The Armenian government gave on Thursday the formal green light to the deployment of about two dozen Russian combat helicopters that will significantly boost Russia’s military presence in Armenia.
The government allocated two plots of land to the Russian military base in the country which will be used by its helicopter squadron.
One of them is located inside the Yerevan’s Erebuni military airport that currently hosts both Armenian and Russian warplanes. The government said the Russians will build there a fuel depot for the choppers.
The other property is located nearby. A government statement referred to it as a “cantonment” where the helicopter gunships and their Russian pilots will be based.
Plans for their deployment were first made public last month by Colonel Aleksandr Petrov, the commander of the aviation unit of the Russian base. Petrov said the Russian military also plans to modernize its 16 MiG-29 fighter jets stationed in Armenia.

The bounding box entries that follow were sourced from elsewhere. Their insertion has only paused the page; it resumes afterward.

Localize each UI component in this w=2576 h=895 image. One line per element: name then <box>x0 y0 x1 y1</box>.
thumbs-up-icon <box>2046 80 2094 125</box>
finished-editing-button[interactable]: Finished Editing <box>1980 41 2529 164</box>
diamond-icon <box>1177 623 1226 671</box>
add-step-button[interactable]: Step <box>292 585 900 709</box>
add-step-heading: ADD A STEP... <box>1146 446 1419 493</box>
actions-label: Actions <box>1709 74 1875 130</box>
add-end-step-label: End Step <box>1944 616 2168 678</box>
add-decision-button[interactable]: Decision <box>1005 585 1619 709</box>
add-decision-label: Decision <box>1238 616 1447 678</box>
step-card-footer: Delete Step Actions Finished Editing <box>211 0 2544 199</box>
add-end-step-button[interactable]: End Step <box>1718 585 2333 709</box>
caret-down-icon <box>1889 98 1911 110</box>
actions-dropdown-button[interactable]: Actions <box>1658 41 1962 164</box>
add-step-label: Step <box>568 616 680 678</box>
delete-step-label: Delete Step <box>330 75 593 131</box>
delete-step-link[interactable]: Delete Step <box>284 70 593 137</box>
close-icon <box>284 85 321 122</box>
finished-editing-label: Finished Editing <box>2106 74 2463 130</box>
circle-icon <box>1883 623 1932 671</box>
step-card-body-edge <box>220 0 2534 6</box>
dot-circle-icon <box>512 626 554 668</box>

An explanatory note released by the Armenian government revealed that Russian and Armenian defense officials agreed on the helicopter deployment at a meeting in Yerevan last April. “The Russian side offered to strengthen the Russian military base No 102 and to that end 18 helicopters are due to be provided to the Republic of Armenia in November,” it said.
The Defense Ministry refused to clarify whether this wording means that some of the helicopters will be given to the Armenian armed forces. The ministry spokesman, Artsrun Hovannisian, said only that the deployment is part of growing Russian-Armenian military cooperation. “The Russian side has repeatedly spoken about the enlargement of its military base,” he told RFE/RL’s Armenian service (Azatutyun.am).
Hovannisian also stressed, “The Erebuni airport will in no case be fully handed over [to the Russians] because the airport also hosts an Armenian air force unit.”
Russian and Armenian officials announced in June that that Russia will help Armenia expand its relatively small air force within the framework of the Collective Security Treaty Organization (CSTO). But they did not elaborate.
Earlier this year, Moscow reportedly bolstered the base headquartered in Armenia’s second city of Gyumri with Iskander-M ballistic missiles capable of striking targets up to 400 kilometers away.